Standardized pAUC: \[\dfrac{1}{2}\left(1+\dfrac{pAUC(a,b)-m}{M-m}\right),\] between 0.5 and 1.

Youdex index (YI)

YI = \(\max({tp-fp})=\max(tp+tn-1)\)

The threshold \(t\) at the point on the ROC curve corresponding to the Youden Index is often taken to be the optimal classification threshold.

Maximum vertical distance (MVD)

MVD between the chance diagonal and the ROC curve: \[\max|y(x)-x|=\max_t|y(t)-x(t)|=\max_t|p(S>t|P)-p(S>t|N)|\] It is the maximum distance between the cdfs of \(S\) in P and N, and ranges between 0 and 1, which is just the maximum of \(tp − fp\), so MVD is equivalent to YI.

The binormal model

Empirical evidence suggests that many measurements taken in practice do actually behave roughly like observations from normal populations, but also partly because mathematical results such as the central limit theorem show that the normal distribution provides a perfectly adequate approximation to the true probability distribution of many important statistics.

The normal model is thus a “standard” against which any other suggestion is usually measured in common statistical practice.

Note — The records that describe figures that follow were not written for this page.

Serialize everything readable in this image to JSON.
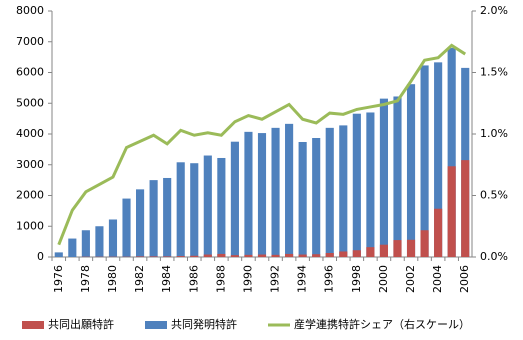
{
  "chart_data": {
    "type": "bar",
    "categories": [
      "1976",
      null,
      "1978",
      null,
      "1980",
      null,
      "1982",
      null,
      "1984",
      null,
      "1986",
      null,
      "1988",
      null,
      "1990",
      null,
      "1992",
      null,
      "1994",
      null,
      "1996",
      null,
      "1998",
      null,
      "2000",
      null,
      "2002",
      null,
      "2004",
      null,
      "2006"
    ],
    "series": [
      {
        "name": "共同発明特許",
        "color": "#4f81bd",
        "type": "bar",
        "values": [
          150,
          600,
          870,
          1000,
          1220,
          1900,
          2200,
          2500,
          2570,
          3080,
          3050,
          3300,
          3220,
          3750,
          4070,
          4030,
          4200,
          4330,
          3740,
          3870,
          4200,
          4280,
          4660,
          4700,
          5150,
          5220,
          5620,
          6230,
          6330,
          6800,
          6150
        ]
      },
      {
        "name": "共同出願特許",
        "color": "#c0504d",
        "type": "bar",
        "values": [
          0,
          0,
          10,
          10,
          10,
          10,
          20,
          20,
          20,
          30,
          40,
          80,
          100,
          60,
          70,
          80,
          70,
          100,
          80,
          90,
          130,
          180,
          220,
          320,
          400,
          550,
          560,
          870,
          1570,
          2950,
          3150
        ]
      },
      {
        "name": "産学連携特許シェア（右スケール）",
        "color": "#9bbb59",
        "type": "line",
        "axis": "y2",
        "values": [
          0.1,
          0.38,
          0.53,
          0.59,
          0.65,
          0.89,
          0.94,
          0.99,
          0.92,
          1.03,
          0.99,
          1.01,
          0.99,
          1.1,
          1.15,
          1.12,
          1.18,
          1.24,
          1.12,
          1.09,
          1.17,
          1.16,
          1.2,
          1.22,
          1.24,
          1.27,
          1.43,
          1.6,
          1.62,
          1.72,
          1.65
        ]
      }
    ],
    "ylim": [
      0,
      8000
    ],
    "yticks": [
      0,
      1000,
      2000,
      3000,
      4000,
      5000,
      6000,
      7000,
      8000
    ],
    "y2lim": [
      0,
      2
    ],
    "y2ticks": [
      {
        "value": 0,
        "label": "0.0%"
      },
      {
        "value": 0.5,
        "label": "0.5%"
      },
      {
        "value": 1,
        "label": "1.0%"
      },
      {
        "value": 1.5,
        "label": "1.5%"
      },
      {
        "value": 2,
        "label": "2.0%"
      }
    ],
    "legend": "bottom"
  }
}
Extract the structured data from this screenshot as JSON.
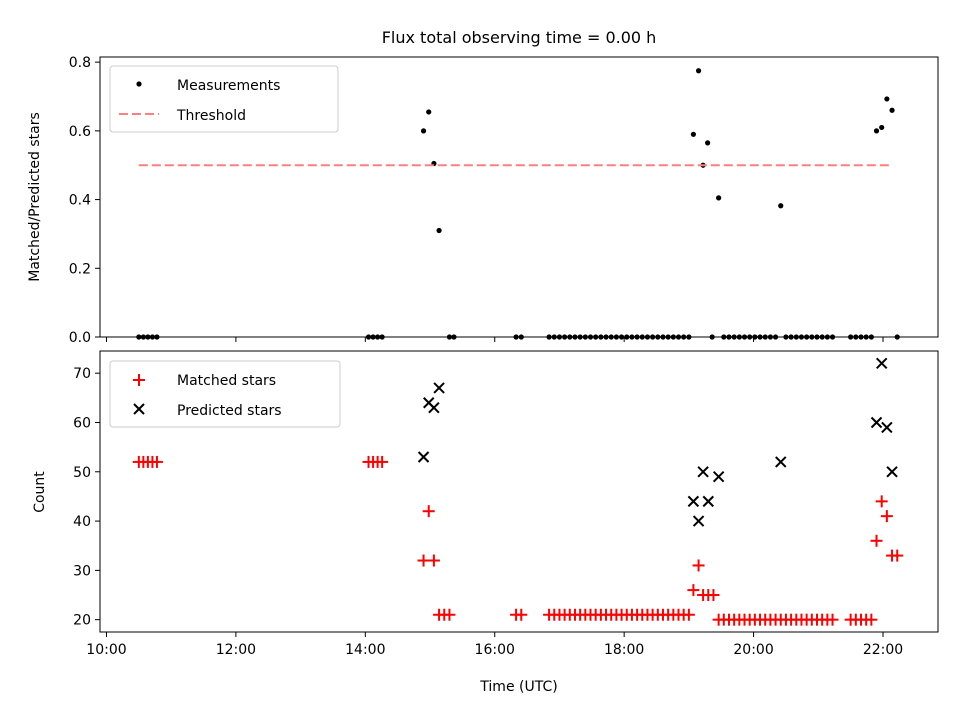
{
  "figure_title": "Flux total observing time = 0.00 h",
  "chart_data": [
    {
      "type": "scatter",
      "title": "Flux total observing time = 0.00 h",
      "ylabel": "Matched/Predicted stars",
      "xlabel": "",
      "xlim": [
        9.9,
        22.85
      ],
      "ylim": [
        0,
        0.815
      ],
      "xticks": [
        10,
        12,
        14,
        16,
        18,
        20,
        22
      ],
      "yticks": [
        0.0,
        0.2,
        0.4,
        0.6,
        0.8
      ],
      "ytick_labels": [
        "0.0",
        "0.2",
        "0.4",
        "0.6",
        "0.8"
      ],
      "legend_position": "upper-left",
      "grid": false,
      "series": [
        {
          "name": "Measurements",
          "kind": "points",
          "color": "#000000",
          "x": [
            10.5,
            10.57,
            10.64,
            10.71,
            10.78,
            14.05,
            14.12,
            14.19,
            14.26,
            14.9,
            14.98,
            15.06,
            15.14,
            15.3,
            15.37,
            16.33,
            16.41,
            16.84,
            16.92,
            17.0,
            17.08,
            17.16,
            17.24,
            17.32,
            17.4,
            17.48,
            17.56,
            17.64,
            17.72,
            17.8,
            17.88,
            17.96,
            18.04,
            18.12,
            18.2,
            18.28,
            18.36,
            18.44,
            18.52,
            18.6,
            18.68,
            18.76,
            18.84,
            18.92,
            19.0,
            19.07,
            19.15,
            19.22,
            19.29,
            19.36,
            19.46,
            19.54,
            19.62,
            19.7,
            19.78,
            19.86,
            19.94,
            20.02,
            20.1,
            20.18,
            20.26,
            20.34,
            20.42,
            20.5,
            20.58,
            20.66,
            20.74,
            20.82,
            20.9,
            20.98,
            21.06,
            21.14,
            21.22,
            21.5,
            21.58,
            21.66,
            21.74,
            21.82,
            21.9,
            21.98,
            22.06,
            22.14,
            22.22
          ],
          "y": [
            0,
            0,
            0,
            0,
            0,
            0,
            0,
            0,
            0,
            0.6,
            0.655,
            0.505,
            0.31,
            0,
            0,
            0,
            0,
            0,
            0,
            0,
            0,
            0,
            0,
            0,
            0,
            0,
            0,
            0,
            0,
            0,
            0,
            0,
            0,
            0,
            0,
            0,
            0,
            0,
            0,
            0,
            0,
            0,
            0,
            0,
            0,
            0.59,
            0.775,
            0.5,
            0.565,
            0,
            0.405,
            0,
            0,
            0,
            0,
            0,
            0,
            0,
            0,
            0,
            0,
            0,
            0.382,
            0,
            0,
            0,
            0,
            0,
            0,
            0,
            0,
            0,
            0,
            0,
            0,
            0,
            0,
            0,
            0.6,
            0.61,
            0.693,
            0.66,
            0
          ]
        },
        {
          "name": "Threshold",
          "kind": "dashed-line",
          "color": "#ff7f7f",
          "x": [
            10.5,
            22.1
          ],
          "y": [
            0.5,
            0.5
          ]
        }
      ]
    },
    {
      "type": "scatter",
      "title": "",
      "ylabel": "Count",
      "xlabel": "Time (UTC)",
      "xlim": [
        9.9,
        22.85
      ],
      "ylim": [
        17.5,
        74.5
      ],
      "xticks": [
        10,
        12,
        14,
        16,
        18,
        20,
        22
      ],
      "xtick_labels": [
        "10:00",
        "12:00",
        "14:00",
        "16:00",
        "18:00",
        "20:00",
        "22:00"
      ],
      "yticks": [
        20,
        30,
        40,
        50,
        60,
        70
      ],
      "ytick_labels": [
        "20",
        "30",
        "40",
        "50",
        "60",
        "70"
      ],
      "legend_position": "upper-left",
      "grid": false,
      "series": [
        {
          "name": "Matched stars",
          "kind": "plus",
          "color": "#ff0000",
          "x": [
            10.5,
            10.57,
            10.64,
            10.71,
            10.78,
            14.05,
            14.12,
            14.19,
            14.26,
            14.9,
            14.98,
            15.06,
            15.14,
            15.22,
            15.3,
            16.33,
            16.41,
            16.84,
            16.92,
            17.0,
            17.08,
            17.16,
            17.24,
            17.32,
            17.4,
            17.48,
            17.56,
            17.64,
            17.72,
            17.8,
            17.88,
            17.96,
            18.04,
            18.12,
            18.2,
            18.28,
            18.36,
            18.44,
            18.52,
            18.6,
            18.68,
            18.76,
            18.84,
            18.92,
            19.0,
            19.07,
            19.15,
            19.22,
            19.3,
            19.38,
            19.46,
            19.54,
            19.62,
            19.7,
            19.78,
            19.86,
            19.94,
            20.02,
            20.1,
            20.18,
            20.26,
            20.34,
            20.42,
            20.5,
            20.58,
            20.66,
            20.74,
            20.82,
            20.9,
            20.98,
            21.06,
            21.14,
            21.22,
            21.5,
            21.58,
            21.66,
            21.74,
            21.82,
            21.9,
            21.98,
            22.06,
            22.14,
            22.22
          ],
          "y": [
            52,
            52,
            52,
            52,
            52,
            52,
            52,
            52,
            52,
            32,
            42,
            32,
            21,
            21,
            21,
            21,
            21,
            21,
            21,
            21,
            21,
            21,
            21,
            21,
            21,
            21,
            21,
            21,
            21,
            21,
            21,
            21,
            21,
            21,
            21,
            21,
            21,
            21,
            21,
            21,
            21,
            21,
            21,
            21,
            21,
            26,
            31,
            25,
            25,
            25,
            20,
            20,
            20,
            20,
            20,
            20,
            20,
            20,
            20,
            20,
            20,
            20,
            20,
            20,
            20,
            20,
            20,
            20,
            20,
            20,
            20,
            20,
            20,
            20,
            20,
            20,
            20,
            20,
            36,
            44,
            41,
            33,
            33
          ]
        },
        {
          "name": "Predicted stars",
          "kind": "x",
          "color": "#000000",
          "x": [
            14.9,
            14.98,
            15.06,
            15.14,
            19.07,
            19.15,
            19.22,
            19.3,
            19.46,
            20.42,
            21.9,
            21.98,
            22.06,
            22.14
          ],
          "y": [
            53,
            64,
            63,
            67,
            44,
            40,
            50,
            44,
            49,
            52,
            60,
            72,
            59,
            50
          ]
        }
      ]
    }
  ]
}
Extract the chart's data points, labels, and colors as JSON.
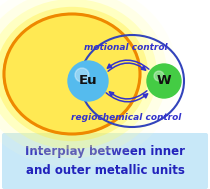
{
  "fig_width": 2.1,
  "fig_height": 1.89,
  "dpi": 100,
  "bg_color": "#ffffff",
  "caption_bg_top": "#d0eaf8",
  "caption_bg_bot": "#b8dcf4",
  "caption_text": "Interplay between inner\nand outer metallic units",
  "caption_color": "#2222bb",
  "caption_fontsize": 8.5,
  "eu_color": "#55bbee",
  "eu_label": "Eu",
  "w_color": "#44cc44",
  "w_label": "W",
  "arrow_color": "#3333cc",
  "top_label": "motional control",
  "bottom_label": "regiochemical control",
  "label_color": "#3333cc",
  "label_fontsize": 6.5,
  "orange_color": "#ee8800",
  "blue_ellipse_color": "#3344bb"
}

We assume the scores \(S\) of the classifier to have a normal distribution in each of the two populations P and N. This model will always be “correct” if the original measurements \(\boldsymbol{X}\) have multivariate normal distributions in the two populations and the classifier is a linear function of the measurements.

Parameters in binormal model

\(\mu_P, \mu_N, \sigma_P, \sigma_N\)

Assuming that \(\mu_P>\mu_N\) in accord with the convention that large values of \(S\) are indicative of population P and small ones indicative of population N.

Consider standard normalization.

\[x(t)=p(S>t|N)=p(Z>\dfrac{t-\mu_N}{\sigma_N})=\Phi(\dfrac{\mu_N-t}{\sigma_N})\] \[y(x)=p(S>t|P)=\Phi(\dfrac{\mu_P-t}{\sigma_P})\]

ROC curve under binormal model

\[\Phi^{-1}(y)=a+b\Phi^{-1}(x),\] where \(a=(\mu_P-\mu_N)/\sigma_P, b=\sigma_N/\sigma_P.\)

It follows from the earlier assumptions that \(a>0\), while \(b\) is clearly non-negative by definition.

\[AUC=\Phi\left(\dfrac{\mu_P-\mu_N}{\sqrt{\sigma^2_P+\sigma^2_N}}\right)\]

Unfortunately, there is no correspondingly simple analytical form for \(pAUC(a, b)\), which must therefore be evaluated either by numerical integration or by some approximation formula in any specific application.

The binormal model will be appropriate for any ROC curve pertaining to populations that can be transformed to normality by some monotone transformation.